Kujalani hari-hariku itu dengan penuh rasa syukur. Aku mengajar di perkampungan tentu saja
fasilitas yang adapun tidak seperti sekolah-sekolah di perkotaan, tidak ada komputer,
perpustakaan, apalagi lab di pikiran mereka mungkin bisa sekolah saja sudah untung,
terkadang kulihat muridku sedang ngojek setelah pulang sekolah atau ke kebun mencangkul
dan mencari rumput untuk kambing peliharaannya, pemandangan itu sudah biasa kulihat.
Aku pikir mereka bisa sukses dan mendunia meski ada di perkampungan meski sekolah tak
berfasilitas, oleh karna itu saat itu aku ingin memberikan pendidikan yg berkualitas untuk
mereka meski saat itu ilmuku baru seujung kuku kuliahpun belum selesai. Buku pelajaranpun
tak ada, kusuruh beli katanya bingung beli dimana dan harganya mahal, kubuatkan diktat
untuk mereka meski harus begadang setelah pulang kuliah tak apa demi mereka,
Alhamdulillah diktatku bermanfaat dan dipakai oleh mereka sampai saat ini.

4 tahun itu sungguh waktu yang cemerlang untukku, bergulat dengan waktu yang tiada henti
bahkan membuang waktu sedikit saja kurasa sayang sekalih saat itu. Aku lulus di awal tahun
2011 dengan predikat biasa saja sih aku memang tidak termasuk mahasiswi berprestasi tapi
IPKku tetap kepala 3, nilai yang menurutku bagus dan cukup untuk menjadi modal dalam
karirku. Setelah lulus barulah waktuku sedikit senggang aku bisa bermain meluangkan
waktuku dengan teman-teman untuk sekedar ngobrol dan ngopi juga memanjakan diri.

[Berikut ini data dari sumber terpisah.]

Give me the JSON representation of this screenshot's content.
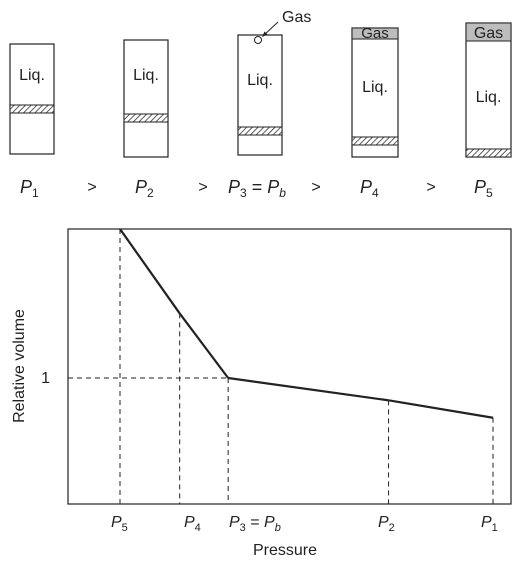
{
  "cylinders": [
    {
      "id": "c1",
      "liquid_label": "Liq.",
      "has_gas": false,
      "has_bubble": false
    },
    {
      "id": "c2",
      "liquid_label": "Liq.",
      "has_gas": false,
      "has_bubble": false
    },
    {
      "id": "c3",
      "liquid_label": "Liq.",
      "has_gas": false,
      "has_bubble": true,
      "bubble_callout": "Gas"
    },
    {
      "id": "c4",
      "liquid_label": "Liq.",
      "has_gas": true,
      "gas_label": "Gas"
    },
    {
      "id": "c5",
      "liquid_label": "Liq.",
      "has_gas": true,
      "gas_label": "Gas"
    }
  ],
  "pressure_sequence": [
    {
      "kind": "p",
      "base": "P",
      "sub": "1"
    },
    {
      "kind": "op",
      "text": ">"
    },
    {
      "kind": "p",
      "base": "P",
      "sub": "2"
    },
    {
      "kind": "op",
      "text": ">"
    },
    {
      "kind": "eq",
      "base": "P",
      "sub": "3",
      "eq": " = ",
      "base2": "P",
      "sub2": "b"
    },
    {
      "kind": "op",
      "text": ">"
    },
    {
      "kind": "p",
      "base": "P",
      "sub": "4"
    },
    {
      "kind": "op",
      "text": ">"
    },
    {
      "kind": "p",
      "base": "P",
      "sub": "5"
    }
  ],
  "chart_data": {
    "type": "line",
    "xlabel": "Pressure",
    "ylabel": "Relative volume",
    "y_tick": "1",
    "x_direction": "decreasing to the left",
    "points": [
      {
        "label": "P5",
        "x": 0.0,
        "y": 1.6
      },
      {
        "label": "P4",
        "x": 0.16,
        "y": 1.26
      },
      {
        "label": "P3 = Pb",
        "x": 0.29,
        "y": 1.0
      },
      {
        "label": "P2",
        "x": 0.72,
        "y": 0.91
      },
      {
        "label": "P1",
        "x": 1.0,
        "y": 0.84
      }
    ],
    "x_ticks": [
      {
        "base": "P",
        "sub": "5"
      },
      {
        "base": "P",
        "sub": "4"
      },
      {
        "base": "P",
        "sub": "3",
        "eq": " = ",
        "base2": "P",
        "sub2": "b"
      },
      {
        "base": "P",
        "sub": "2"
      },
      {
        "base": "P",
        "sub": "1"
      }
    ],
    "dashed_reference_lines": true
  }
}
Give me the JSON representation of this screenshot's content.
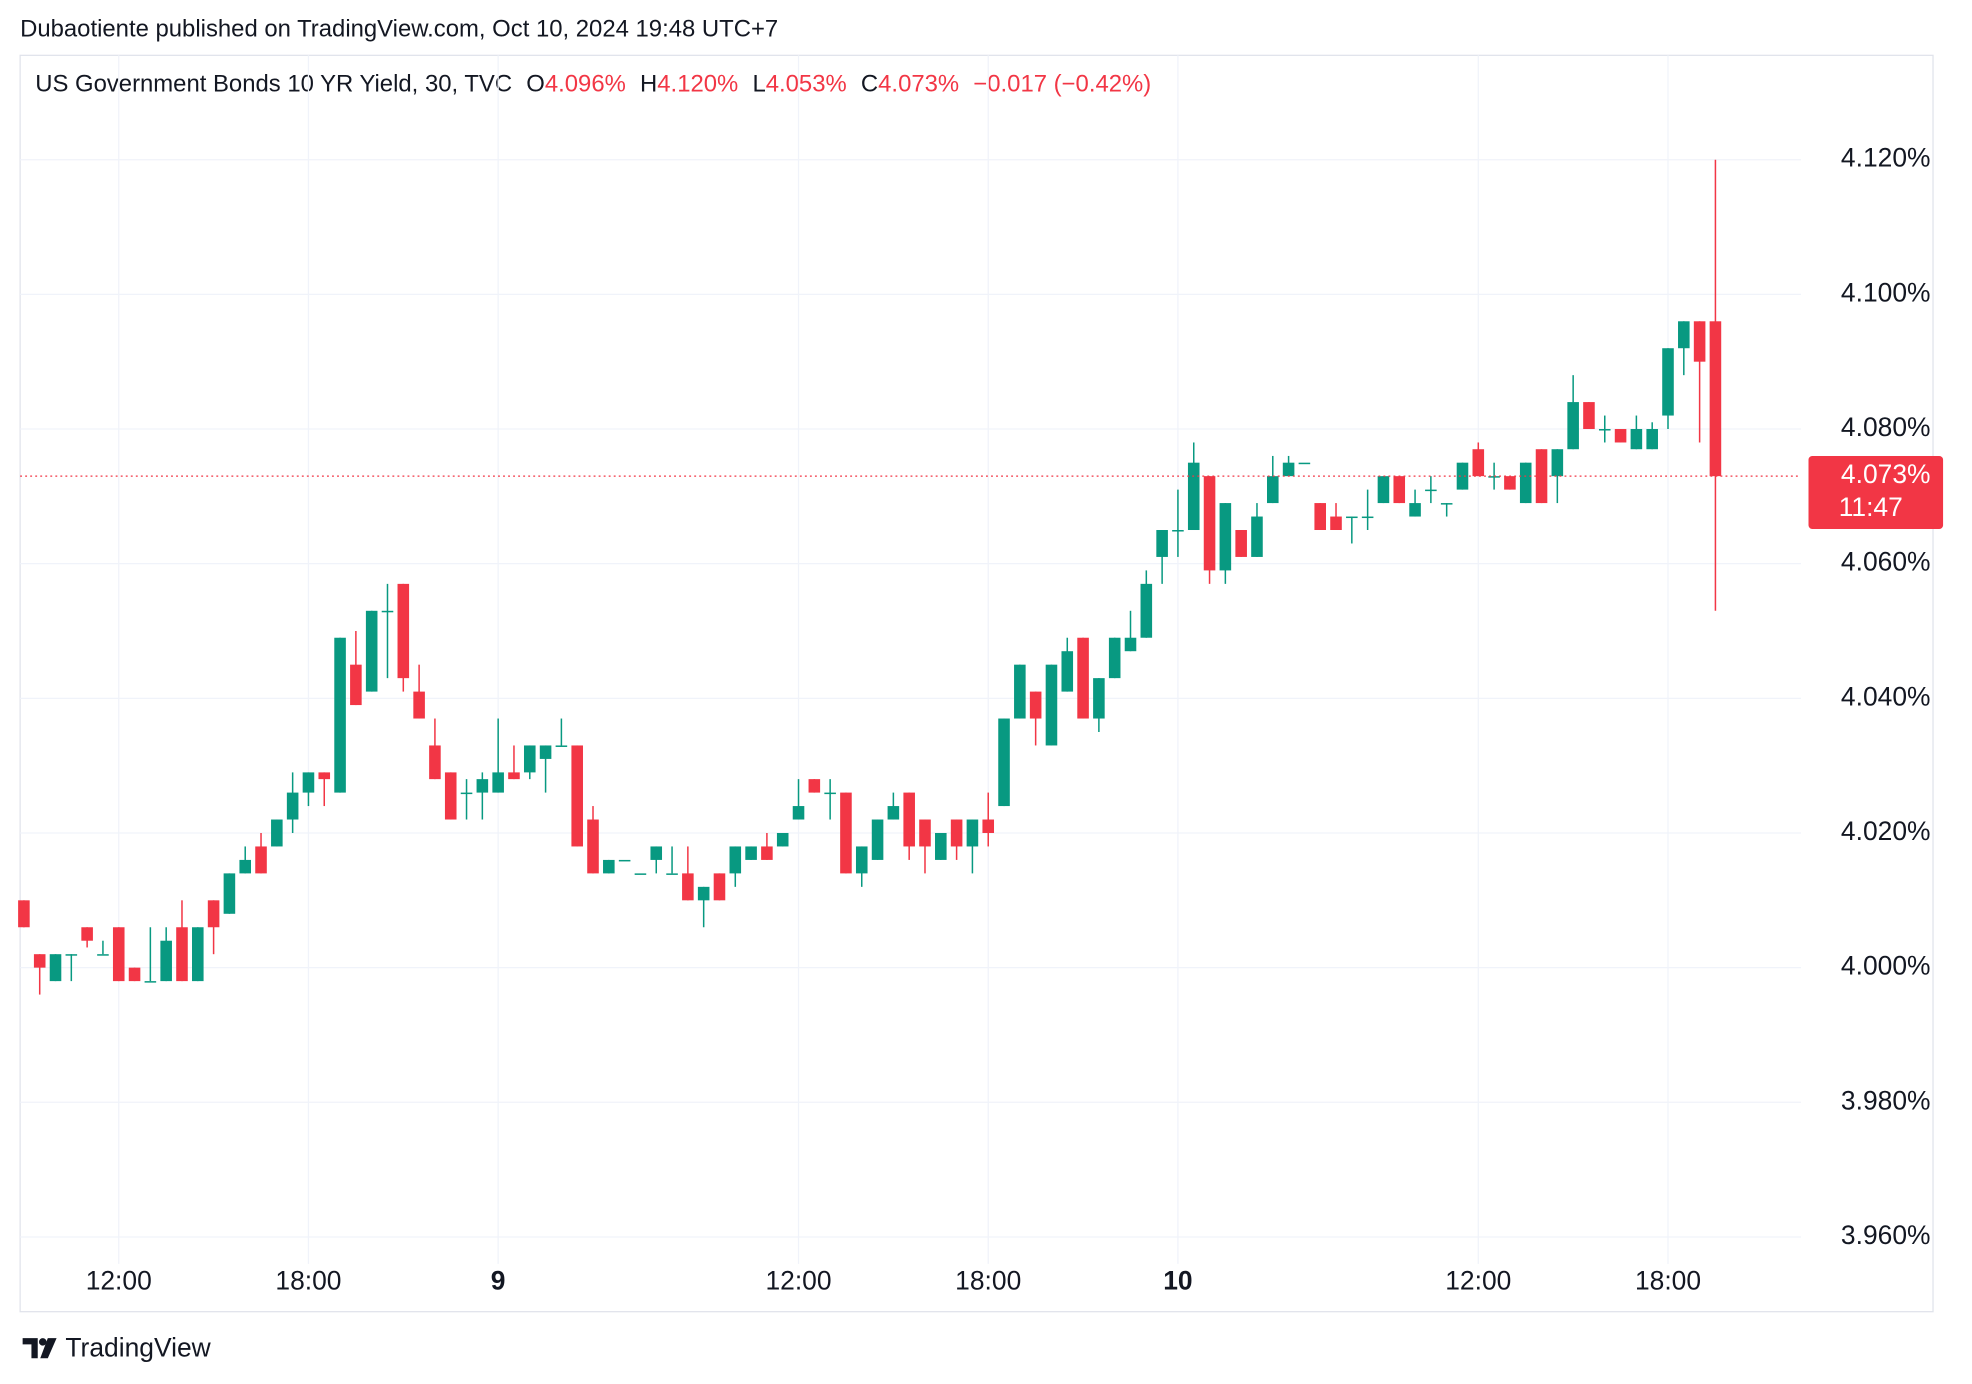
{
  "header": {
    "published": "Dubaotiente published on TradingView.com, Oct 10, 2024 19:48 UTC+7",
    "symbol": "US Government Bonds 10 YR Yield, 30, TVC",
    "open_key": "O",
    "open": "4.096%",
    "high_key": "H",
    "high": "4.120%",
    "low_key": "L",
    "low": "4.053%",
    "close_key": "C",
    "close": "4.073%",
    "change": "−0.017 (−0.42%)"
  },
  "footer": {
    "brand": "TradingView"
  },
  "chart_data": {
    "type": "candlestick",
    "up_color": "#089981",
    "down_color": "#f23645",
    "grid": true,
    "categories": [
      null,
      null,
      null,
      null,
      null,
      null,
      "12:00",
      null,
      null,
      null,
      null,
      null,
      null,
      null,
      null,
      null,
      null,
      null,
      "18:00",
      null,
      null,
      null,
      null,
      null,
      null,
      null,
      null,
      null,
      null,
      null,
      "9",
      null,
      null,
      null,
      null,
      null,
      null,
      null,
      null,
      null,
      null,
      null,
      null,
      null,
      null,
      null,
      null,
      null,
      null,
      "12:00",
      null,
      null,
      null,
      null,
      null,
      null,
      null,
      null,
      null,
      null,
      null,
      "18:00",
      null,
      null,
      null,
      null,
      null,
      null,
      null,
      null,
      null,
      null,
      null,
      "10",
      null,
      null,
      null,
      null,
      null,
      null,
      null,
      null,
      null,
      null,
      null,
      null,
      null,
      null,
      null,
      null,
      null,
      null,
      "12:00",
      null,
      null,
      null,
      null,
      null,
      null,
      null,
      null,
      null,
      null,
      null,
      "18:00",
      null,
      null,
      null
    ],
    "open": [
      4.01,
      4.002,
      3.998,
      4.002,
      4.006,
      4.002,
      4.006,
      4.0,
      3.998,
      3.998,
      4.006,
      3.998,
      4.01,
      4.008,
      4.014,
      4.018,
      4.018,
      4.022,
      4.026,
      4.029,
      4.026,
      4.045,
      4.041,
      4.053,
      4.057,
      4.041,
      4.033,
      4.029,
      4.026,
      4.026,
      4.026,
      4.029,
      4.029,
      4.031,
      4.033,
      4.033,
      4.022,
      4.014,
      4.016,
      4.014,
      4.016,
      4.014,
      4.014,
      4.01,
      4.014,
      4.014,
      4.016,
      4.018,
      4.018,
      4.022,
      4.028,
      4.026,
      4.026,
      4.014,
      4.016,
      4.022,
      4.026,
      4.022,
      4.016,
      4.022,
      4.018,
      4.022,
      4.024,
      4.037,
      4.041,
      4.033,
      4.041,
      4.049,
      4.037,
      4.043,
      4.047,
      4.049,
      4.061,
      4.065,
      4.065,
      4.073,
      4.059,
      4.065,
      4.061,
      4.069,
      4.073,
      4.075,
      4.069,
      4.067,
      4.067,
      4.067,
      4.069,
      4.073,
      4.067,
      4.071,
      4.069,
      4.071,
      4.077,
      4.073,
      4.073,
      4.069,
      4.077,
      4.073,
      4.077,
      4.084,
      4.08,
      4.08,
      4.077,
      4.077,
      4.082,
      4.092,
      4.096,
      4.096
    ],
    "high": [
      4.01,
      4.002,
      4.002,
      4.002,
      4.006,
      4.004,
      4.006,
      4.0,
      4.006,
      4.006,
      4.01,
      4.006,
      4.01,
      4.014,
      4.018,
      4.02,
      4.022,
      4.029,
      4.029,
      4.029,
      4.049,
      4.05,
      4.053,
      4.057,
      4.057,
      4.045,
      4.037,
      4.029,
      4.028,
      4.029,
      4.037,
      4.033,
      4.033,
      4.033,
      4.037,
      4.033,
      4.024,
      4.016,
      4.016,
      4.014,
      4.018,
      4.018,
      4.018,
      4.012,
      4.014,
      4.018,
      4.018,
      4.02,
      4.02,
      4.028,
      4.028,
      4.028,
      4.026,
      4.018,
      4.022,
      4.026,
      4.026,
      4.022,
      4.02,
      4.022,
      4.022,
      4.026,
      4.037,
      4.045,
      4.041,
      4.045,
      4.049,
      4.049,
      4.043,
      4.049,
      4.053,
      4.059,
      4.065,
      4.071,
      4.078,
      4.073,
      4.069,
      4.065,
      4.069,
      4.076,
      4.076,
      4.075,
      4.069,
      4.069,
      4.067,
      4.071,
      4.073,
      4.073,
      4.071,
      4.073,
      4.069,
      4.075,
      4.078,
      4.075,
      4.073,
      4.075,
      4.077,
      4.077,
      4.088,
      4.084,
      4.082,
      4.08,
      4.082,
      4.081,
      4.092,
      4.096,
      4.096,
      4.12
    ],
    "low": [
      4.006,
      3.996,
      3.998,
      3.998,
      4.003,
      4.002,
      3.998,
      3.998,
      3.998,
      3.998,
      3.998,
      3.998,
      4.002,
      4.008,
      4.014,
      4.014,
      4.018,
      4.02,
      4.024,
      4.024,
      4.026,
      4.039,
      4.041,
      4.043,
      4.041,
      4.037,
      4.028,
      4.022,
      4.022,
      4.022,
      4.026,
      4.028,
      4.028,
      4.026,
      4.033,
      4.018,
      4.014,
      4.014,
      4.016,
      4.014,
      4.014,
      4.014,
      4.01,
      4.006,
      4.01,
      4.012,
      4.016,
      4.016,
      4.018,
      4.022,
      4.026,
      4.022,
      4.014,
      4.012,
      4.016,
      4.022,
      4.016,
      4.014,
      4.016,
      4.016,
      4.014,
      4.018,
      4.024,
      4.037,
      4.033,
      4.033,
      4.041,
      4.037,
      4.035,
      4.043,
      4.047,
      4.049,
      4.057,
      4.061,
      4.065,
      4.057,
      4.057,
      4.061,
      4.061,
      4.069,
      4.073,
      4.075,
      4.065,
      4.065,
      4.063,
      4.065,
      4.069,
      4.069,
      4.067,
      4.069,
      4.067,
      4.071,
      4.073,
      4.071,
      4.071,
      4.069,
      4.069,
      4.069,
      4.077,
      4.08,
      4.078,
      4.078,
      4.077,
      4.077,
      4.08,
      4.088,
      4.078,
      4.053
    ],
    "close": [
      4.006,
      4.0,
      4.002,
      4.002,
      4.004,
      4.002,
      3.998,
      3.998,
      3.998,
      4.004,
      3.998,
      4.006,
      4.006,
      4.014,
      4.016,
      4.014,
      4.022,
      4.026,
      4.029,
      4.028,
      4.049,
      4.039,
      4.053,
      4.053,
      4.043,
      4.037,
      4.028,
      4.022,
      4.026,
      4.028,
      4.029,
      4.028,
      4.033,
      4.033,
      4.033,
      4.018,
      4.014,
      4.016,
      4.016,
      4.014,
      4.018,
      4.014,
      4.01,
      4.012,
      4.01,
      4.018,
      4.018,
      4.016,
      4.02,
      4.024,
      4.026,
      4.026,
      4.014,
      4.018,
      4.022,
      4.024,
      4.018,
      4.018,
      4.02,
      4.018,
      4.022,
      4.02,
      4.037,
      4.045,
      4.037,
      4.045,
      4.047,
      4.037,
      4.043,
      4.049,
      4.049,
      4.057,
      4.065,
      4.065,
      4.075,
      4.059,
      4.069,
      4.061,
      4.067,
      4.073,
      4.075,
      4.075,
      4.065,
      4.065,
      4.067,
      4.067,
      4.073,
      4.069,
      4.069,
      4.071,
      4.069,
      4.075,
      4.073,
      4.073,
      4.071,
      4.075,
      4.069,
      4.077,
      4.084,
      4.08,
      4.08,
      4.078,
      4.08,
      4.08,
      4.092,
      4.096,
      4.09,
      4.073
    ],
    "ylim": [
      3.956,
      4.1355
    ],
    "yticks": [
      {
        "value": 4.12,
        "label": "4.120%"
      },
      {
        "value": 4.1,
        "label": "4.100%"
      },
      {
        "value": 4.08,
        "label": "4.080%"
      },
      {
        "value": 4.06,
        "label": "4.060%"
      },
      {
        "value": 4.04,
        "label": "4.040%"
      },
      {
        "value": 4.02,
        "label": "4.020%"
      },
      {
        "value": 4.0,
        "label": "4.000%"
      },
      {
        "value": 3.98,
        "label": "3.980%"
      },
      {
        "value": 3.96,
        "label": "3.960%"
      }
    ],
    "last_price": {
      "value": 4.073,
      "label": "4.073%"
    },
    "countdown": "11:47"
  }
}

Sampai akhirnya di tahun 2015 aku bertemu dengan jodoh keduaku, aku diterima di sebuah
sekolah Negeri sungguh hadiah dari Allah untuk kerja kerasku yang sudah kulakukan
bertahun tahun. Kurasa ini adalah sebuah prestasi karna dari situ keberadaanku sebagai guru
mulai di akui oleh orang-orang sekitarku termasuk orang-orang nyinyir itu.

Telah ku buktikan kepada mereka ku kalungkan kehormatan untuk orang tuaku, mereka
bangga ya kulihat mereka bangga denganku itu saja sudah cukup untukku. Perjuangan itu
akhirnya membuahkan hasil, lelah itu akhirnya terbayar, tangis itu akhirnya reda terbawa arus
ombak sampai ke samudra lepas, Aku bahagia...Perjuanganku belum berakhir, masih banyak
cita-cita lagi yg harus kucapai. Tubuhku masih tegap, jari jemariku masih lincah, tulangku
masih kuat akan kuraih itu semua. Bissmillah semua atas kehendak Allah SWT.